Jokowi tak butuh waktu lama mengumumkannya, bahkan siap menerima risiko politik yang bisa mengganggu popularitasnya.

Bandingkan dengan Susilo Bambang Yudhoyono (SBY). Walau berbadan tegap dan bongsor tapi SBY terkesan lembek dalam mengambil keputusan. Konsekuensinya terjadi antrian BBM di mana-mana karena banyak yang  mencari keuntungan lewat selisih harga lama dengan harga baru.

"Lamanya SBY dalam pengambilan keputusan mungkin karena kehati-hatian beliau dalam proses policy. Era Jokowi hampir tak terjadi antrian BBM yang lama dan panjang," ujar pengamat politik dari Universitas Syarif Hidayatullah (UIN) Jakarta, Pangi Syarwi Chaniago kepada Kantor Berita Politik RMOL.
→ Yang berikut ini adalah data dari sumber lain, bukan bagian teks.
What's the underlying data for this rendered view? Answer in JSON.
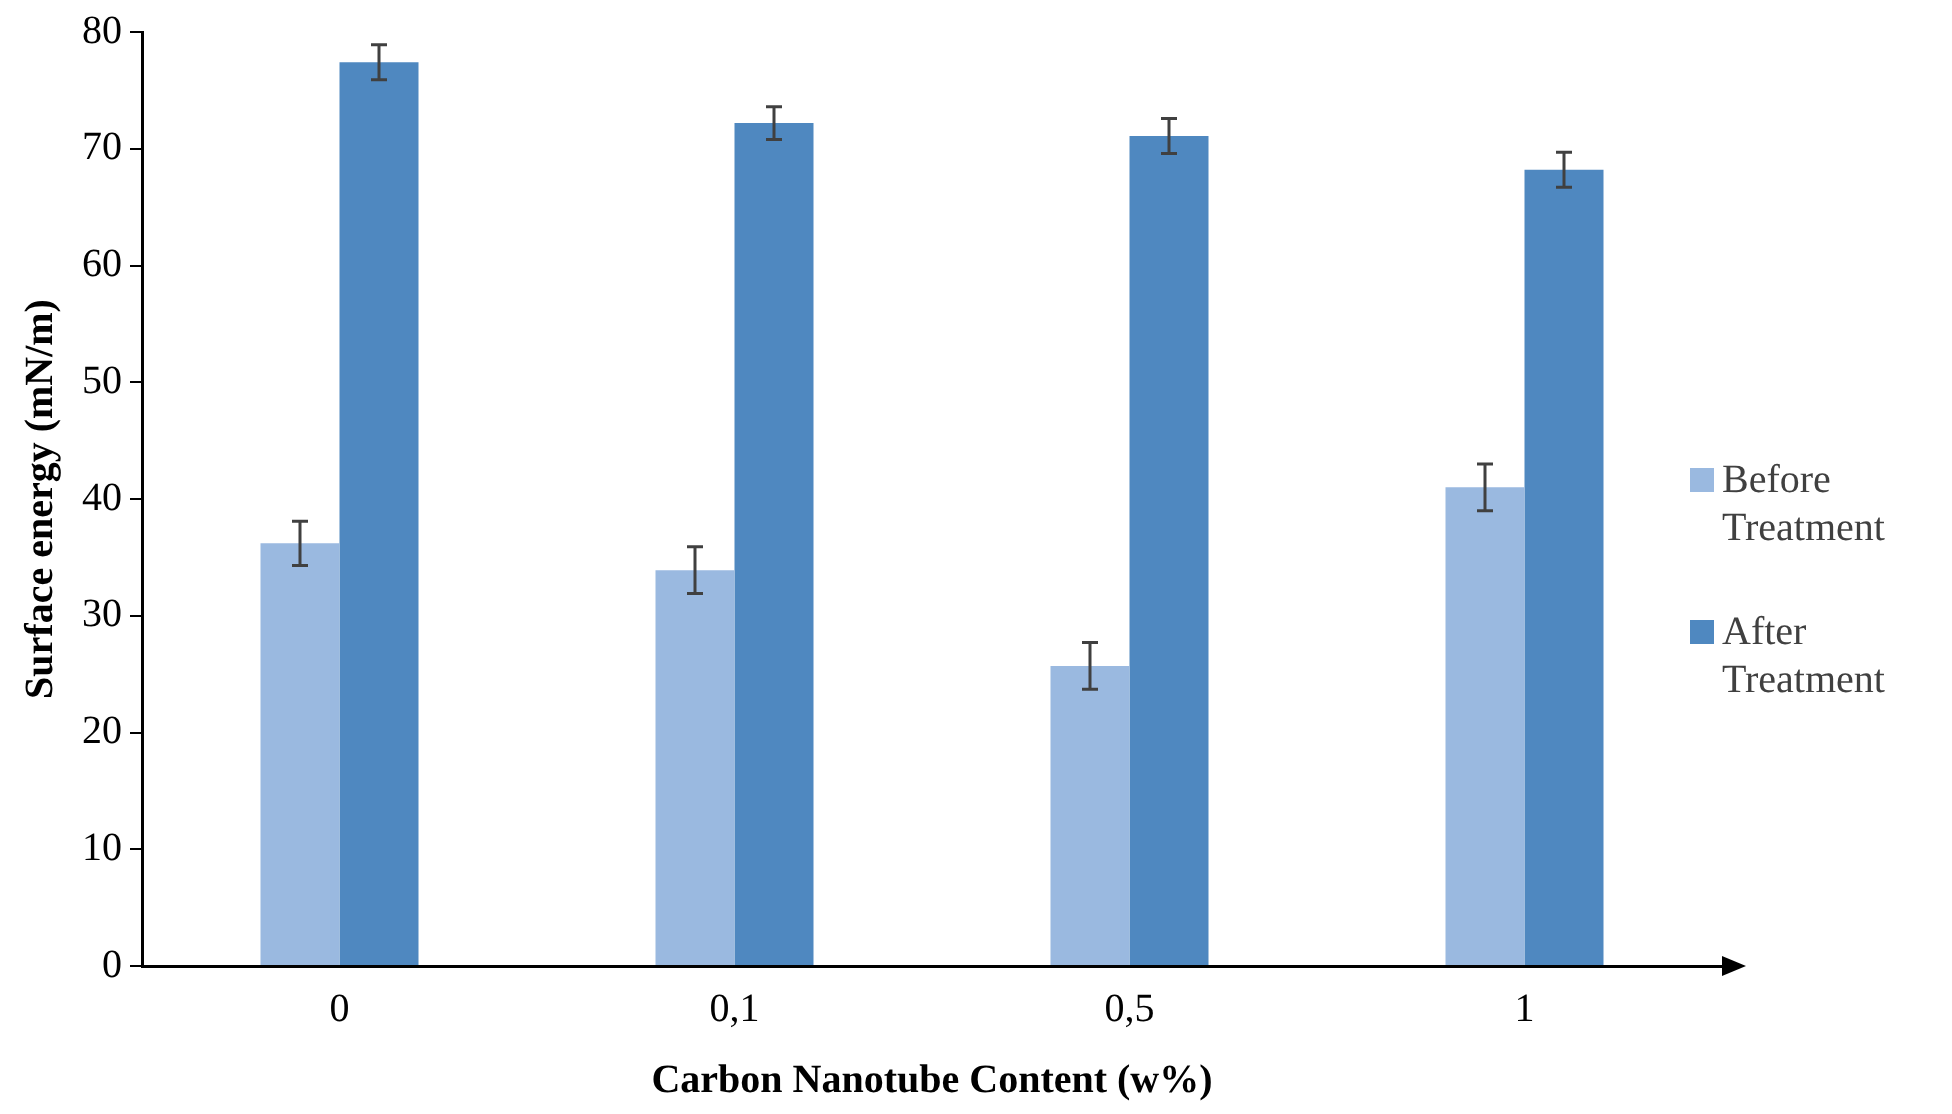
{
  "chart_data": {
    "type": "bar",
    "xlabel": "Carbon Nanotube Content (w%)",
    "ylabel": "Surface energy (mN/m)",
    "categories": [
      "0",
      "0,1",
      "0,5",
      "1"
    ],
    "series": [
      {
        "name": "Before Treatment",
        "color": "#9ab9e0",
        "values": [
          36.2,
          33.9,
          25.7,
          41.0
        ],
        "errors": [
          1.9,
          2.0,
          2.0,
          2.0
        ]
      },
      {
        "name": "After Treatment",
        "color": "#4f88c0",
        "values": [
          77.4,
          72.2,
          71.1,
          68.2
        ],
        "errors": [
          1.5,
          1.4,
          1.5,
          1.5
        ]
      }
    ],
    "ylim": [
      0,
      80
    ],
    "yticks": [
      0,
      10,
      20,
      30,
      40,
      50,
      60,
      70,
      80
    ],
    "grid": false,
    "legend": "right"
  }
}
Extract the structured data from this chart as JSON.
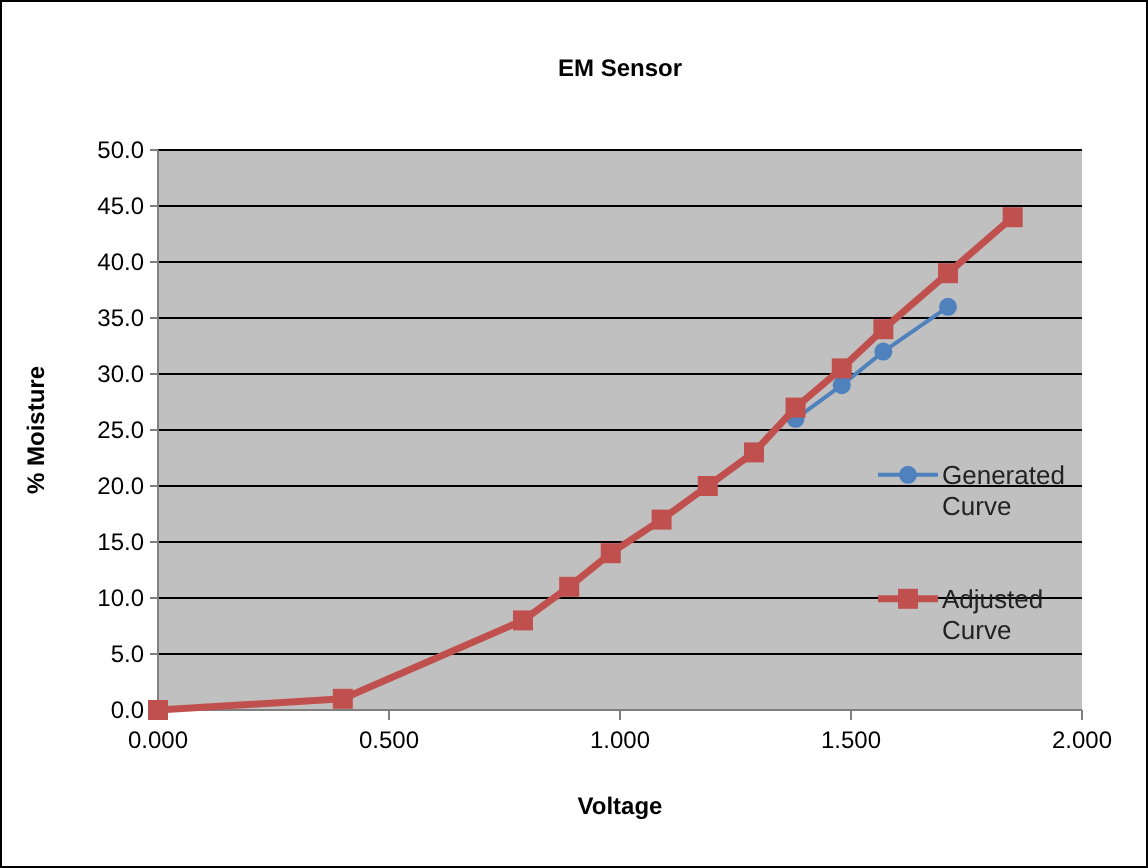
{
  "chart_data": {
    "type": "line",
    "title": "EM Sensor",
    "xlabel": "Voltage",
    "ylabel": "% Moisture",
    "xlim": [
      0,
      2
    ],
    "xticks": [
      {
        "value": 0,
        "label": "0.000"
      },
      {
        "value": 0.5,
        "label": "0.500"
      },
      {
        "value": 1,
        "label": "1.000"
      },
      {
        "value": 1.5,
        "label": "1.500"
      },
      {
        "value": 2,
        "label": "2.000"
      }
    ],
    "ylim": [
      0,
      50
    ],
    "yticks": [
      {
        "value": 0,
        "label": "0.0"
      },
      {
        "value": 5,
        "label": "5.0"
      },
      {
        "value": 10,
        "label": "10.0"
      },
      {
        "value": 15,
        "label": "15.0"
      },
      {
        "value": 20,
        "label": "20.0"
      },
      {
        "value": 25,
        "label": "25.0"
      },
      {
        "value": 30,
        "label": "30.0"
      },
      {
        "value": 35,
        "label": "35.0"
      },
      {
        "value": 40,
        "label": "40.0"
      },
      {
        "value": 45,
        "label": "45.0"
      },
      {
        "value": 50,
        "label": "50.0"
      }
    ],
    "grid": "y",
    "legend": "right",
    "series": [
      {
        "name": "Generated Curve",
        "color": "#4f81bd",
        "marker": "circle",
        "x": [
          1.38,
          1.48,
          1.57,
          1.71
        ],
        "values": [
          26,
          29,
          32,
          36
        ]
      },
      {
        "name": "Adjusted Curve",
        "color": "#c0504d",
        "marker": "square",
        "x": [
          0,
          0.4,
          0.79,
          0.89,
          0.98,
          1.09,
          1.19,
          1.29,
          1.38,
          1.48,
          1.57,
          1.71,
          1.85
        ],
        "values": [
          0,
          1,
          8,
          11,
          14,
          17,
          20,
          23,
          27,
          30.5,
          34,
          39,
          44
        ]
      }
    ]
  }
}
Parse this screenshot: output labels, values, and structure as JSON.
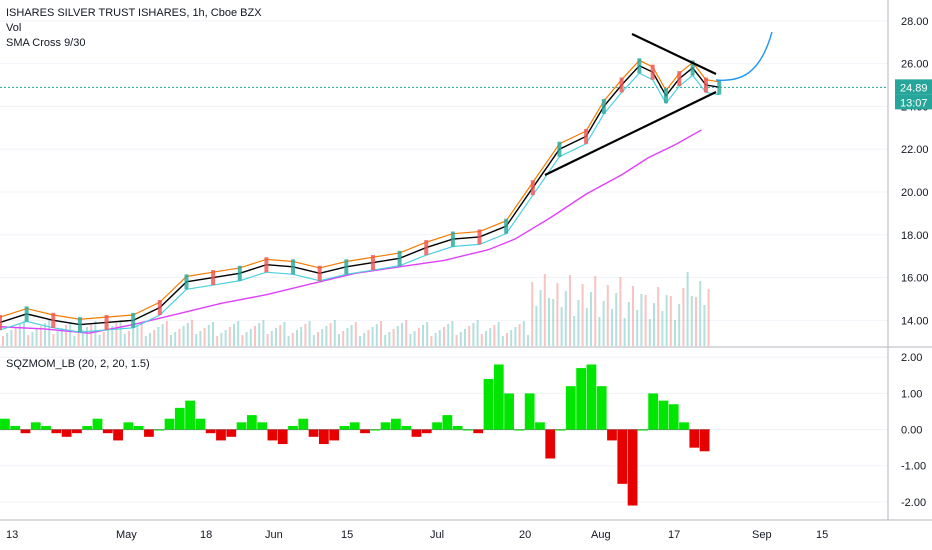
{
  "header": {
    "title": "ISHARES SILVER TRUST ISHARES, 1h, Cboe BZX",
    "vol_label": "Vol",
    "sma_label": "SMA Cross 9/30"
  },
  "sub_header": {
    "label": "SQZMOM_LB (20, 2, 20, 1.5)"
  },
  "badges": {
    "price": "24.89",
    "countdown": "13:07"
  },
  "colors": {
    "price_badge": "#26a69a",
    "countdown_badge": "#26a69a",
    "up": "#26a69a",
    "down": "#ef5350",
    "sma_fast": "#f57c00",
    "sma_slow": "#000000",
    "sma_200": "#e040fb",
    "sma_cyan": "#4dd0e1",
    "projection": "#2196f3",
    "mom_up": "#00e600",
    "mom_down": "#e60000",
    "grid": "#f0f3fa"
  },
  "chart_data": [
    {
      "type": "line",
      "title": "ISHARES SILVER TRUST ISHARES, 1h, Cboe BZX",
      "x_ticks": [
        "13",
        "May",
        "18",
        "Jun",
        "15",
        "Jul",
        "20",
        "Aug",
        "17",
        "Sep",
        "15"
      ],
      "y_ticks": [
        14.0,
        16.0,
        18.0,
        20.0,
        22.0,
        24.0,
        26.0,
        28.0
      ],
      "ylim": [
        12.8,
        28.6
      ],
      "last_price": 24.89,
      "series": [
        {
          "name": "SMA Cross 9/30",
          "x": [
            0.0,
            0.03,
            0.06,
            0.09,
            0.12,
            0.15,
            0.18,
            0.21,
            0.24,
            0.27,
            0.3,
            0.33,
            0.36,
            0.39,
            0.42,
            0.45,
            0.48,
            0.51,
            0.54,
            0.57,
            0.6,
            0.63,
            0.66,
            0.68,
            0.7,
            0.72,
            0.735,
            0.75,
            0.765,
            0.78,
            0.795,
            0.81
          ],
          "values": [
            13.9,
            14.3,
            14.0,
            13.8,
            13.9,
            14.0,
            14.6,
            15.8,
            16.0,
            16.2,
            16.6,
            16.5,
            16.2,
            16.5,
            16.7,
            16.9,
            17.4,
            17.8,
            17.9,
            18.4,
            20.2,
            22.0,
            22.6,
            24.0,
            25.0,
            25.9,
            25.6,
            24.5,
            25.3,
            25.8,
            25.0,
            24.9
          ]
        },
        {
          "name": "SMA 200",
          "x": [
            0.0,
            0.05,
            0.1,
            0.15,
            0.2,
            0.25,
            0.3,
            0.35,
            0.4,
            0.45,
            0.5,
            0.55,
            0.58,
            0.62,
            0.66,
            0.7,
            0.73,
            0.76,
            0.79
          ],
          "values": [
            13.7,
            13.6,
            13.4,
            13.8,
            14.3,
            14.8,
            15.2,
            15.7,
            16.2,
            16.5,
            16.8,
            17.3,
            17.8,
            18.8,
            19.9,
            20.8,
            21.6,
            22.2,
            22.9
          ]
        },
        {
          "name": "Projection",
          "x": [
            0.78,
            0.8,
            0.82,
            0.84
          ],
          "values": [
            25.0,
            25.1,
            25.9,
            27.6
          ]
        }
      ]
    },
    {
      "type": "bar",
      "title": "SQZMOM_LB (20, 2, 20, 1.5)",
      "y_ticks": [
        -2.0,
        -1.0,
        0.0,
        1.0,
        2.0
      ],
      "ylim": [
        -2.5,
        2.2
      ],
      "values": [
        0.3,
        0.1,
        -0.1,
        0.2,
        0.1,
        -0.1,
        -0.2,
        -0.1,
        0.1,
        0.3,
        -0.1,
        -0.3,
        0.2,
        0.1,
        -0.2,
        0.0,
        0.3,
        0.6,
        0.8,
        0.3,
        -0.1,
        -0.3,
        -0.2,
        0.2,
        0.4,
        0.2,
        -0.3,
        -0.4,
        0.1,
        0.3,
        -0.2,
        -0.4,
        -0.3,
        0.1,
        0.2,
        -0.1,
        0.0,
        0.2,
        0.3,
        0.1,
        -0.2,
        -0.1,
        0.2,
        0.4,
        0.1,
        0.0,
        -0.1,
        1.4,
        1.8,
        1.0,
        0.0,
        1.0,
        0.2,
        -0.8,
        0.0,
        1.2,
        1.7,
        1.8,
        1.2,
        -0.3,
        -1.5,
        -2.1,
        0.0,
        1.0,
        0.8,
        0.7,
        0.2,
        -0.5,
        -0.6
      ]
    }
  ],
  "x_axis_labels": [
    "13",
    "May",
    "18",
    "Jun",
    "15",
    "Jul",
    "20",
    "Aug",
    "17",
    "Sep",
    "15"
  ],
  "main_y_labels": [
    "28.00",
    "26.00",
    "24.00",
    "22.00",
    "20.00",
    "18.00",
    "16.00",
    "14.00"
  ],
  "sub_y_labels": [
    "2.00",
    "1.00",
    "0.00",
    "-1.00",
    "-2.00"
  ]
}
Ia juga memuji keberanian Jokowi yang tidak memasukkan ketua umum parpol dalam jajaran kabinetnya. Berbeda kalau dikomparasi era SBY, hampir semua ketua umum parpol koalisi memperoleh jabatan menteri. Sebut saja Aburizal Bakrie, Muhaimin Iskandar, Suryadarma Ali, Tifatul Sembiring, Hatta Rajasa dan seterusnya.

"Mau tidak mau, suka tidak suka, itu harus kita akui," imbuhnya.

Namun pada saat yang sama, lanjut Pangi menekankan, ada beberapa hal yang harus menjadi perhatian serius bagi Presiden Jokowi. Pertama, Jokowi harus mampu mewujudkan janji politiknya untuk segera mungkin membangun pelabuhan, waduk, irigasi, rel kereta api, tol laut dan lain sebagainya.

"Kalau Presiden Jokowi tak mampu mewujudkan janji-janjinya, hampir dipastikan pemerintahan Jokowi segera menemui ajalnya," ujarnya, memperingatkan.

"Saya kira rakyat tak perlu membutuhkan waktu yang lama menurunkan rezim Jokowi seiring bertambahnya jumlah orang miskin dan penganguran," tambah dosen yang biasa disapa Ipang tersebut.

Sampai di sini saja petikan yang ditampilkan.